2. More from the city hall fundraising files: While we noted yesterday morning that city council member Tim Burgess had an impressive first four days of fundraising (mayoral candidates had to report their November contributions yesterday), we'd be remiss if we didn't also mention the amount every candidate currently has in the bank.
So here you go: Mayor Mike McGinn, whose fundraising lagged last month, has about $33,000 in the bank, putting him in second place (in terms of cash on hand) to real estate broker Charlie Staadecker, who has just under $36,000 on hand.
Burgess, who declared he was running last month, has about $16,000 on hand, and state Sen. Ed Murray, who just declared last week, has a negative balance of about $10,000.
3. Transit and bike advocates say an upcoming transportation revenue package could include a fee on bike sales to pay to implement Complete Streets, which mandates, among other things, that when cities and the state revamp or maintain existing streets, they ensure that they are accessible to all road users, including cyclists and pedestrians.
However, Transportation Choices Coalition state policy director Carrie Dolwick says the cost to administer a new statewide fee on bike sales would outweigh any revenues the state would make from the fee. "I think when they get into the details and realize that there aren't enough revenues in a scheme like that to even cover administrative costs, they'll see that it doesn't pencil out," Dolwick says.
On the wish list: More transit funding, a "Safe Streets" bill allowing cities to lower speed limits to 20 mph, and adding improved health to the state's transportation goals.
4. After two years with few major successes in Olympia, TCC is hiring a contract lobbyist, Cody Arledge, to push its agenda this year. (Dolwick is going on a brief maternity leave but says she hopes the group will be able to keep an extra lobbyist on hand even after she returns in the spring).

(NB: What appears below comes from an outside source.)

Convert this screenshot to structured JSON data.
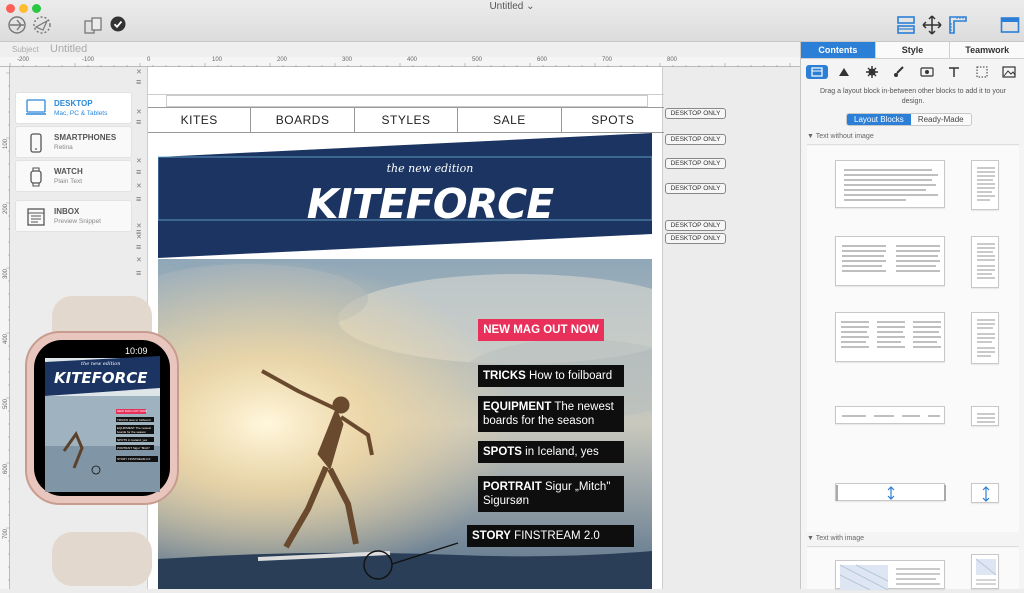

On their wish list: More state and local transit funding options, a "Safe Streets" bill allowing cities to lower speed limits to 20 mph on non-arterial roads, and the addition of improved health to the state's transportation goals.

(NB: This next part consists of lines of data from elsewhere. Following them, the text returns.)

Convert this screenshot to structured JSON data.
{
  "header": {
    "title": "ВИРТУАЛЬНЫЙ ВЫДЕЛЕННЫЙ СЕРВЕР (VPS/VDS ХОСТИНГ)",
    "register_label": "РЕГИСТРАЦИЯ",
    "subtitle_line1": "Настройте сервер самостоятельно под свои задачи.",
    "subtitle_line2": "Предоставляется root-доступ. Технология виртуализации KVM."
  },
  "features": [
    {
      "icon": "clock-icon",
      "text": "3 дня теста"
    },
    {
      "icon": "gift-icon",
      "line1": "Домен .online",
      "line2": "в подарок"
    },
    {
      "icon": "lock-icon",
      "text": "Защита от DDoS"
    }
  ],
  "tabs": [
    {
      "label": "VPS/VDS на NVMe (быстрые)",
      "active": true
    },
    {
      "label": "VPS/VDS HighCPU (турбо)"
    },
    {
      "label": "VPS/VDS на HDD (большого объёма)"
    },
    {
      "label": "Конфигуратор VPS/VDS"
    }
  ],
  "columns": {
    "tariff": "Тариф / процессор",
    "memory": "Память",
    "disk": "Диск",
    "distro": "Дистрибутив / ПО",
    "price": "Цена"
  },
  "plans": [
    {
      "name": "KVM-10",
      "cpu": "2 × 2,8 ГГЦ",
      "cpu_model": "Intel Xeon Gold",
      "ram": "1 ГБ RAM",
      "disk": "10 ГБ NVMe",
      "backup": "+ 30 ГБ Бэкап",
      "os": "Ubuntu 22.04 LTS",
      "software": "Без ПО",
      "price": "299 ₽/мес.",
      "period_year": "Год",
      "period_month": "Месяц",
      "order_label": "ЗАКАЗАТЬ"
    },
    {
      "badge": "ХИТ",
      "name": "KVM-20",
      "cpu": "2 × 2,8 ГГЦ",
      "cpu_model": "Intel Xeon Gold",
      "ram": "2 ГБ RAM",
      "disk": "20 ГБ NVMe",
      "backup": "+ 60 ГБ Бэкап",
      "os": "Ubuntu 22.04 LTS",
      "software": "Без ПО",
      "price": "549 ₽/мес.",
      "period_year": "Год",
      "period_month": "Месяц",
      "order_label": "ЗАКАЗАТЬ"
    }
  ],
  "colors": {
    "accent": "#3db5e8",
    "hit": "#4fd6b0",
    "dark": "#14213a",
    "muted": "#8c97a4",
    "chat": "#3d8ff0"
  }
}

5. One outtake from our interview yesterday with City Council member Tim Burgess, who's running for mayor. We asked Burgess to justify claims that he was the key vote on a bill requiring employers to provide paid sick leave, given that the vote was a lopsided 8-1.
His response: "I don’t make that claim. The advocates tell me that. [Council member] Nick Licata came to me about a month before the final vote and said, 'Tim, I need a fifth vote. Where are you?' I had not reached a decision yet, and I spent the next week or so finalizing that.

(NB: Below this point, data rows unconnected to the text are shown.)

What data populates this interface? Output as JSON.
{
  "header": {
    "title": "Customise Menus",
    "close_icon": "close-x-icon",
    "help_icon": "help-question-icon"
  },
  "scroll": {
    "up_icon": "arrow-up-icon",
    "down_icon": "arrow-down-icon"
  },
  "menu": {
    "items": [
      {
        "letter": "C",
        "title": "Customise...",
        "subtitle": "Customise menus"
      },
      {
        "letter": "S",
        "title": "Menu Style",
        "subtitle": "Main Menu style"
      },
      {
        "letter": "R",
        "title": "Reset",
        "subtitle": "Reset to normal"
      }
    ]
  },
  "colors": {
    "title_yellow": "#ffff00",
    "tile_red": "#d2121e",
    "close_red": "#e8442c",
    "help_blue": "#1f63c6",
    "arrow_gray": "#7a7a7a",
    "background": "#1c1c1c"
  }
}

Eventually, Burgess continued, "I said, 'This is the morally right thing to do. I said, 'I will support it, but I need changes. So we walked around Greenlake, and he [Licata] responded to me and said, 'I’ll support anything you can get the advocates [for paid sick leve] to agree to. ... I think we did either 14 or 18 amendments but they all agreed to it."
Fizz sees a Cola "One Question" in the works.